On 12/12/06, Gregory Maxwell gmaxwell@gmail.com wrote:
I'll be the first to agree that the actual arbitration finding texts are often poorly written and illconsidered, but that by no means causes the outcome of the decision to be invalid. You must consider the underlying evidence, just as the arbcom did before you can fairly comment.
This is definitely the case, and thank you for bringing that up. We have sometimes been poor at 'showing our working' - there is sometimes (often?) a gap between the stated findings and the remedies. The arbitrators will easily take issue with findings or remedies that are clearly not agreed upon, but sometimes it does not come quickly to mind that B does not necessarily follow from A.

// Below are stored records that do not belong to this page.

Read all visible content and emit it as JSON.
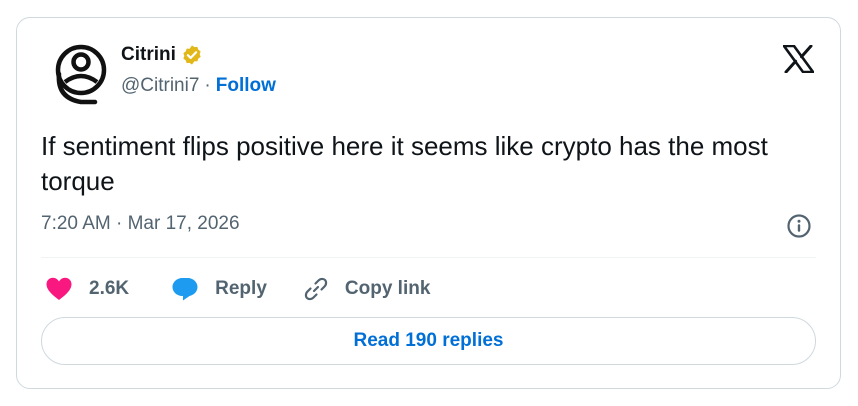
{
  "author": {
    "name": "Citrini",
    "handle": "@Citrini7",
    "separator": "·",
    "follow_label": "Follow",
    "verified_color": "#e2b719"
  },
  "tweet": {
    "text": "If sentiment flips positive here it seems like crypto has the most torque",
    "time": "7:20 AM",
    "separator": "·",
    "date": "Mar 17, 2026"
  },
  "actions": {
    "like_count": "2.6K",
    "reply_label": "Reply",
    "copy_label": "Copy link"
  },
  "read_replies_label": "Read 190 replies",
  "colors": {
    "like": "#f91880",
    "reply": "#1d9bf0",
    "link": "#006fd6",
    "muted": "#536471"
  },
  "icons": [
    "avatar-logo",
    "verified-badge-icon",
    "x-logo-icon",
    "info-icon",
    "heart-icon",
    "reply-bubble-icon",
    "link-icon"
  ]
}
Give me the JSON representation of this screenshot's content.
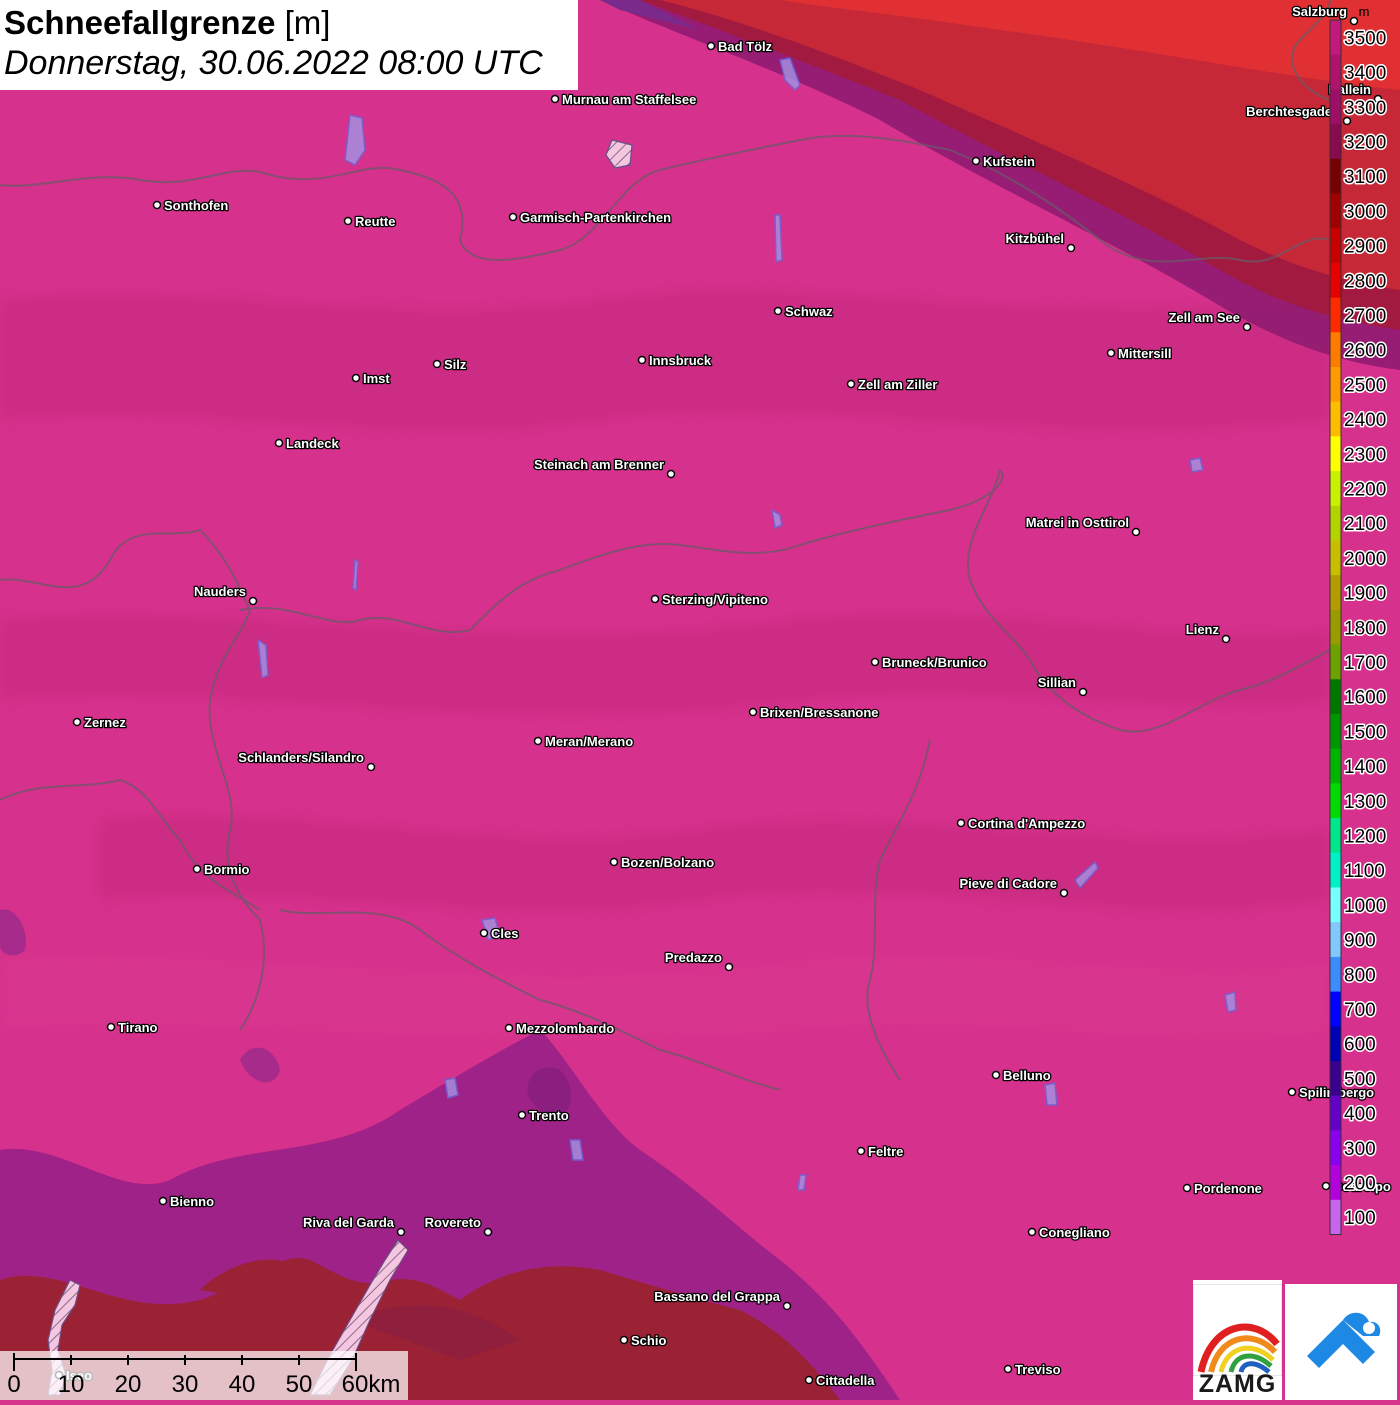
{
  "title": {
    "main": "Schneefallgrenze",
    "unit": "[m]",
    "datetime": "Donnerstag, 30.06.2022 08:00 UTC"
  },
  "legend": {
    "unit_label": "m",
    "levels": [
      {
        "value": "3500",
        "color": "#c2197a"
      },
      {
        "value": "3400",
        "color": "#b0136e"
      },
      {
        "value": "3300",
        "color": "#9e0e66"
      },
      {
        "value": "3200",
        "color": "#8a0a50"
      },
      {
        "value": "3100",
        "color": "#780000"
      },
      {
        "value": "3000",
        "color": "#a00000"
      },
      {
        "value": "2900",
        "color": "#c80000"
      },
      {
        "value": "2800",
        "color": "#e60000"
      },
      {
        "value": "2700",
        "color": "#ff2a00"
      },
      {
        "value": "2600",
        "color": "#ff7a00"
      },
      {
        "value": "2500",
        "color": "#ff9a00"
      },
      {
        "value": "2400",
        "color": "#ffbb00"
      },
      {
        "value": "2300",
        "color": "#ffff00"
      },
      {
        "value": "2200",
        "color": "#c8f000"
      },
      {
        "value": "2100",
        "color": "#b4d200"
      },
      {
        "value": "2000",
        "color": "#c8be00"
      },
      {
        "value": "1900",
        "color": "#b49b00"
      },
      {
        "value": "1800",
        "color": "#9b9b00"
      },
      {
        "value": "1700",
        "color": "#6ea000"
      },
      {
        "value": "1600",
        "color": "#007800"
      },
      {
        "value": "1500",
        "color": "#009600"
      },
      {
        "value": "1400",
        "color": "#00b400"
      },
      {
        "value": "1300",
        "color": "#00dc00"
      },
      {
        "value": "1200",
        "color": "#00e68c"
      },
      {
        "value": "1100",
        "color": "#00f0c8"
      },
      {
        "value": "1000",
        "color": "#78ffff"
      },
      {
        "value": "900",
        "color": "#82c8ff"
      },
      {
        "value": "800",
        "color": "#3c8cff"
      },
      {
        "value": "700",
        "color": "#0000ff"
      },
      {
        "value": "600",
        "color": "#0000b4"
      },
      {
        "value": "500",
        "color": "#3c0090"
      },
      {
        "value": "400",
        "color": "#6400c8"
      },
      {
        "value": "300",
        "color": "#8c00f0"
      },
      {
        "value": "200",
        "color": "#b400dc"
      },
      {
        "value": "100",
        "color": "#c864f0"
      }
    ]
  },
  "cities": [
    {
      "name": "Salzburg",
      "anchor": "end"
    },
    {
      "name": "Hallein",
      "anchor": "end"
    },
    {
      "name": "Berchtesgaden",
      "anchor": "end"
    },
    {
      "name": "Bad Tölz",
      "anchor": "start"
    },
    {
      "name": "Murnau am Staffelsee",
      "anchor": "start"
    },
    {
      "name": "Kufstein",
      "anchor": "start"
    },
    {
      "name": "Sonthofen",
      "anchor": "start"
    },
    {
      "name": "Reutte",
      "anchor": "start"
    },
    {
      "name": "Garmisch-Partenkirchen",
      "anchor": "start"
    },
    {
      "name": "Kitzbühel",
      "anchor": "end"
    },
    {
      "name": "Schwaz",
      "anchor": "start"
    },
    {
      "name": "Zell am See",
      "anchor": "end"
    },
    {
      "name": "Mittersill",
      "anchor": "start"
    },
    {
      "name": "Innsbruck",
      "anchor": "start"
    },
    {
      "name": "Silz",
      "anchor": "start"
    },
    {
      "name": "Imst",
      "anchor": "start"
    },
    {
      "name": "Zell am Ziller",
      "anchor": "start"
    },
    {
      "name": "Landeck",
      "anchor": "start"
    },
    {
      "name": "Steinach am Brenner",
      "anchor": "end"
    },
    {
      "name": "Matrei in Osttirol",
      "anchor": "end"
    },
    {
      "name": "Nauders",
      "anchor": "end"
    },
    {
      "name": "Sterzing/Vipiteno",
      "anchor": "start"
    },
    {
      "name": "Lienz",
      "anchor": "end"
    },
    {
      "name": "Bruneck/Brunico",
      "anchor": "start"
    },
    {
      "name": "Sillian",
      "anchor": "end"
    },
    {
      "name": "Zernez",
      "anchor": "start"
    },
    {
      "name": "Brixen/Bressanone",
      "anchor": "start"
    },
    {
      "name": "Meran/Merano",
      "anchor": "start"
    },
    {
      "name": "Schlanders/Silandro",
      "anchor": "end"
    },
    {
      "name": "Cortina d'Ampezzo",
      "anchor": "start"
    },
    {
      "name": "Bormio",
      "anchor": "start"
    },
    {
      "name": "Bozen/Bolzano",
      "anchor": "start"
    },
    {
      "name": "Pieve di Cadore",
      "anchor": "end"
    },
    {
      "name": "Cles",
      "anchor": "start"
    },
    {
      "name": "Predazzo",
      "anchor": "end"
    },
    {
      "name": "Tirano",
      "anchor": "start"
    },
    {
      "name": "Mezzolombardo",
      "anchor": "start"
    },
    {
      "name": "Belluno",
      "anchor": "start"
    },
    {
      "name": "Spilimbergo",
      "anchor": "start"
    },
    {
      "name": "Trento",
      "anchor": "start"
    },
    {
      "name": "Feltre",
      "anchor": "start"
    },
    {
      "name": "Pordenone",
      "anchor": "start"
    },
    {
      "name": "Codroipo",
      "anchor": "start"
    },
    {
      "name": "Bienno",
      "anchor": "start"
    },
    {
      "name": "Riva del Garda",
      "anchor": "end"
    },
    {
      "name": "Rovereto",
      "anchor": "end"
    },
    {
      "name": "Conegliano",
      "anchor": "start"
    },
    {
      "name": "Bassano del Grappa",
      "anchor": "end"
    },
    {
      "name": "Schio",
      "anchor": "start"
    },
    {
      "name": "Treviso",
      "anchor": "start"
    },
    {
      "name": "Iseo",
      "anchor": "start"
    },
    {
      "name": "Cittadella",
      "anchor": "start"
    }
  ],
  "scale_bar": {
    "labels": [
      "0",
      "10",
      "20",
      "30",
      "40",
      "50",
      "60km"
    ]
  },
  "logos": {
    "zamg": "ZAMG"
  }
}
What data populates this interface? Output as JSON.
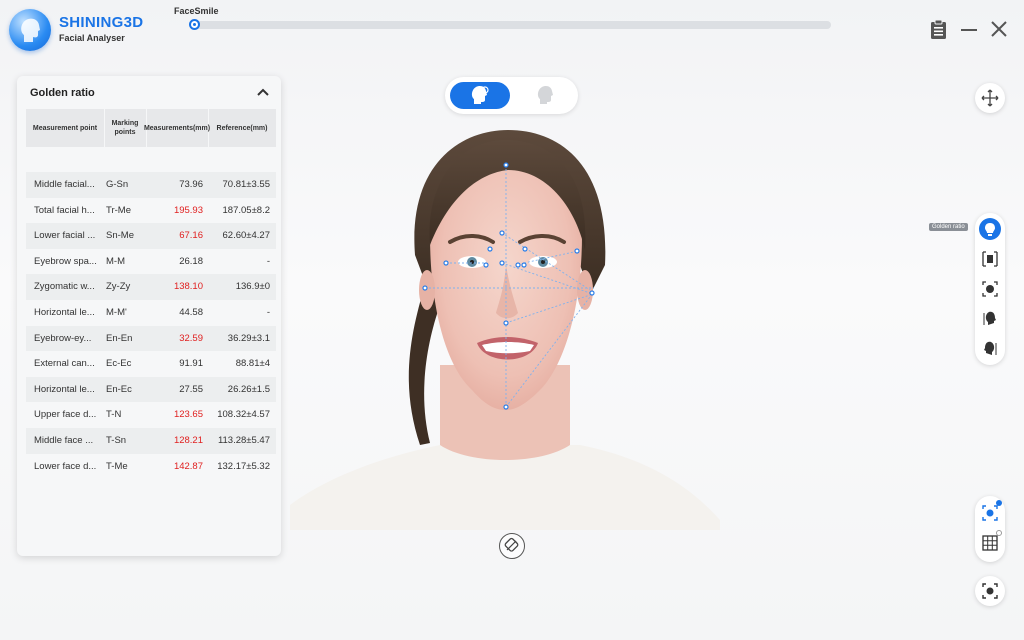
{
  "app": {
    "brand": "SHINING3D",
    "subtitle": "Facial Analyser"
  },
  "progress": {
    "label": "FaceSmile",
    "value": 0.0
  },
  "window": {
    "icons": [
      "clipboard-icon",
      "minimize-icon",
      "close-icon"
    ]
  },
  "panel": {
    "title": "Golden ratio",
    "columns": [
      "Measurement point",
      "Marking points",
      "Measurements(mm)",
      "Reference(mm)"
    ],
    "rows": [
      {
        "point": "Middle facial...",
        "marks": "G-Sn",
        "value": "73.96",
        "ref": "70.81±3.55",
        "alert": false
      },
      {
        "point": "Total facial h...",
        "marks": "Tr-Me",
        "value": "195.93",
        "ref": "187.05±8.2",
        "alert": true
      },
      {
        "point": "Lower facial ...",
        "marks": "Sn-Me",
        "value": "67.16",
        "ref": "62.60±4.27",
        "alert": true
      },
      {
        "point": "Eyebrow spa...",
        "marks": "M-M",
        "value": "26.18",
        "ref": "-",
        "alert": false
      },
      {
        "point": "Zygomatic w...",
        "marks": "Zy-Zy",
        "value": "138.10",
        "ref": "136.9±0",
        "alert": true
      },
      {
        "point": "Horizontal le...",
        "marks": "M-M'",
        "value": "44.58",
        "ref": "-",
        "alert": false
      },
      {
        "point": "Eyebrow-ey...",
        "marks": "En-En",
        "value": "32.59",
        "ref": "36.29±3.1",
        "alert": true
      },
      {
        "point": "External can...",
        "marks": "Ec-Ec",
        "value": "91.91",
        "ref": "88.81±4",
        "alert": false
      },
      {
        "point": "Horizontal le...",
        "marks": "En-Ec",
        "value": "27.55",
        "ref": "26.26±1.5",
        "alert": false
      },
      {
        "point": "Upper face d...",
        "marks": "T-N",
        "value": "123.65",
        "ref": "108.32±4.57",
        "alert": true
      },
      {
        "point": "Middle face ...",
        "marks": "T-Sn",
        "value": "128.21",
        "ref": "113.28±5.47",
        "alert": true
      },
      {
        "point": "Lower face d...",
        "marks": "T-Me",
        "value": "142.87",
        "ref": "132.17±5.32",
        "alert": true
      }
    ]
  },
  "tools": {
    "active_tooltip": "Golden ratio"
  },
  "colors": {
    "accent": "#1a74e6",
    "alert": "#e02020"
  }
}
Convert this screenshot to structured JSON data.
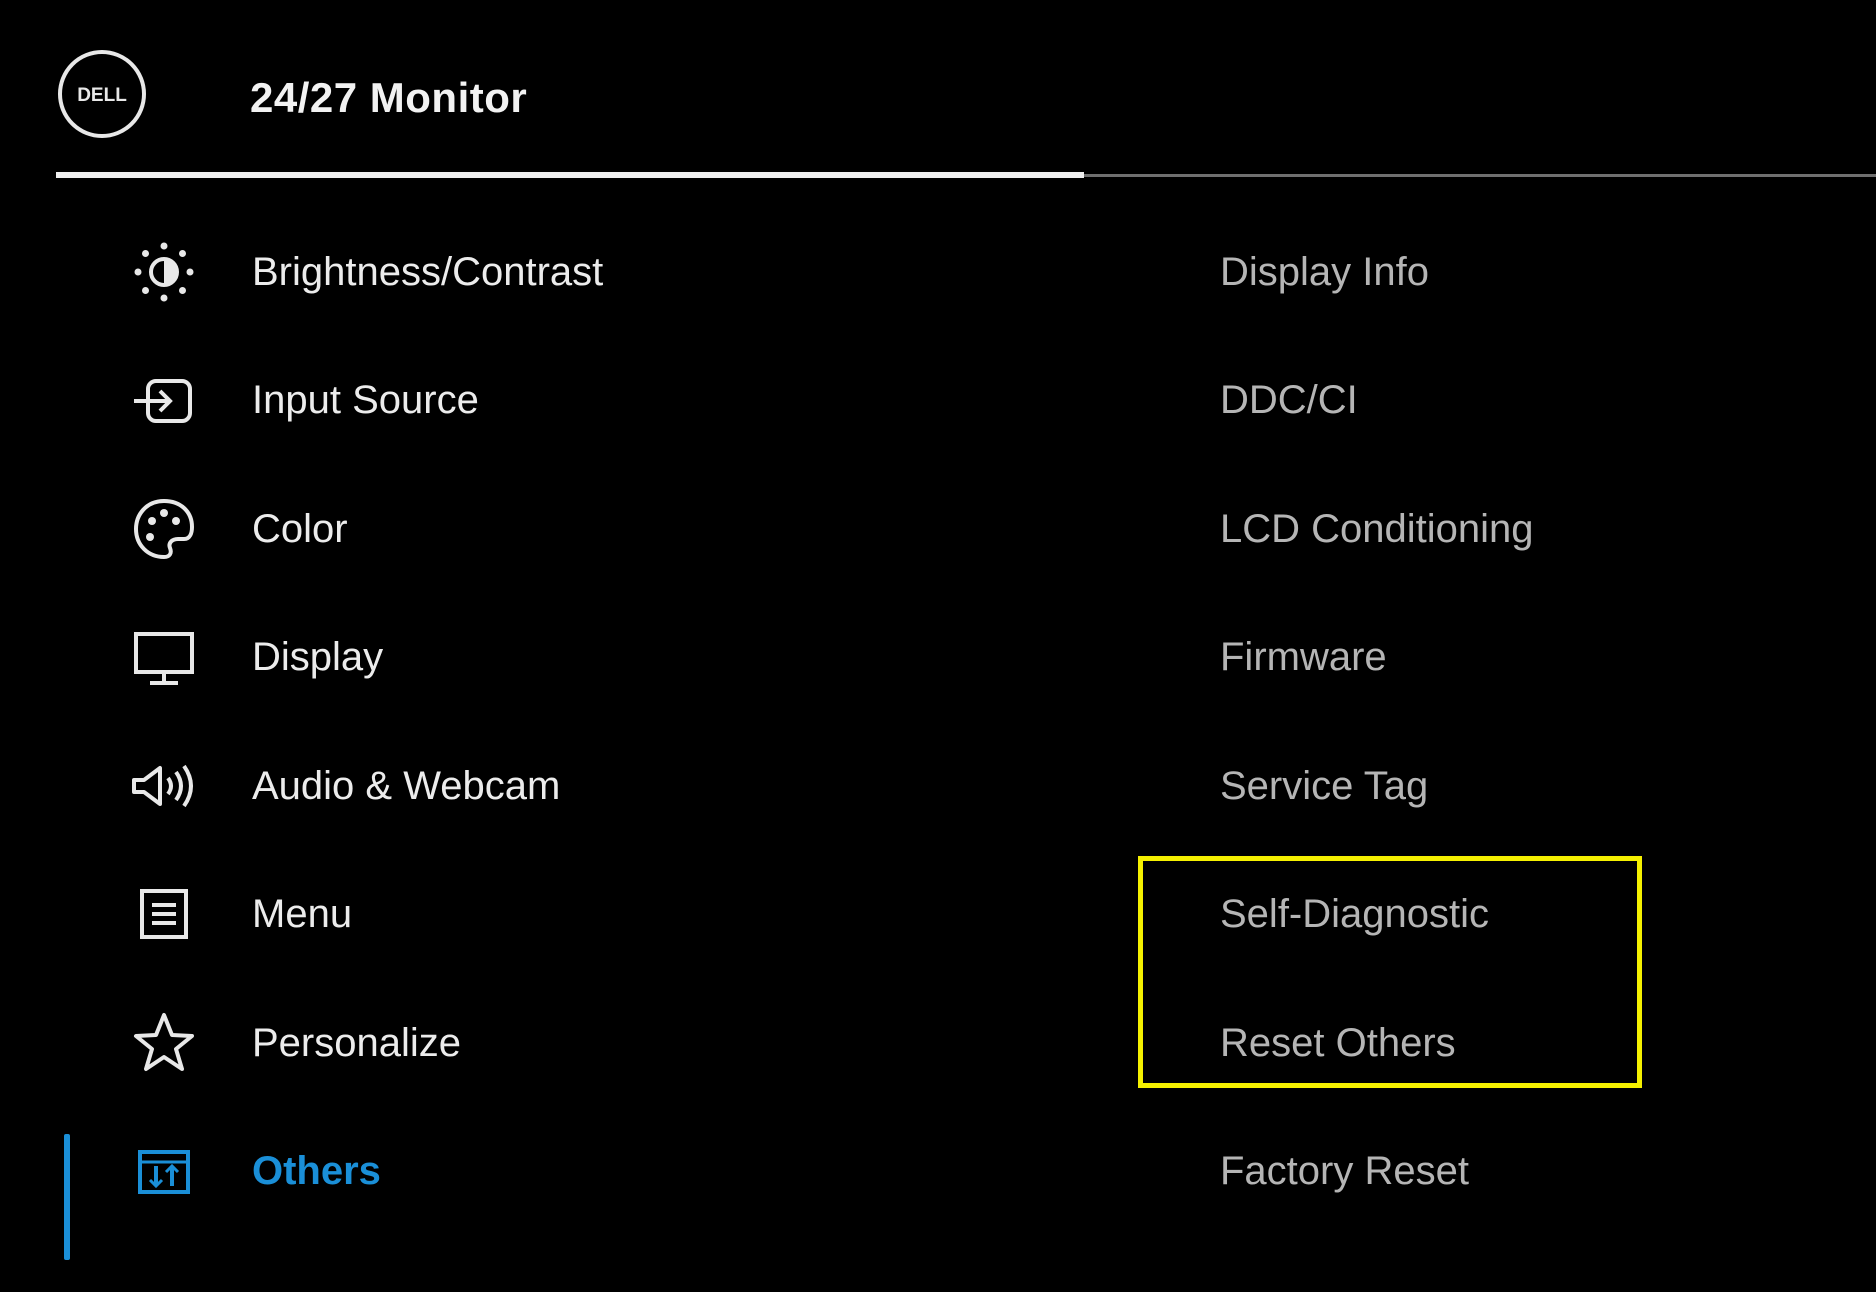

This is not, often, because we are off conspiring in some back room deciding what to do, but simply because as Gregory says we are reaching our conclusions about what should be done by reading directly from the evidence, and possibly further research on our own, not from only reading the findings.
We are also not some mechanical process of input the policy violations here, apply some math, out come the remedies there. In this, I feel, we are attempting to follow Jimbo's way of running things pre-Arbcom - that the final arbiter of things should not be a mechanical application of rules but a human process of evaluating the thing as a whole and trying to do the best thing for the project. We are always evaluating things in the light of someone's overall contribution and behaviour, not just the behaviour brought to light in a specific case.
Some admins seem to want Arbcom decisions to be purely a mechanical application of rules, purely based on the evidence set forth, and with a very laid down set of penalties for various violations of the rules. I do not, personally, agree with that.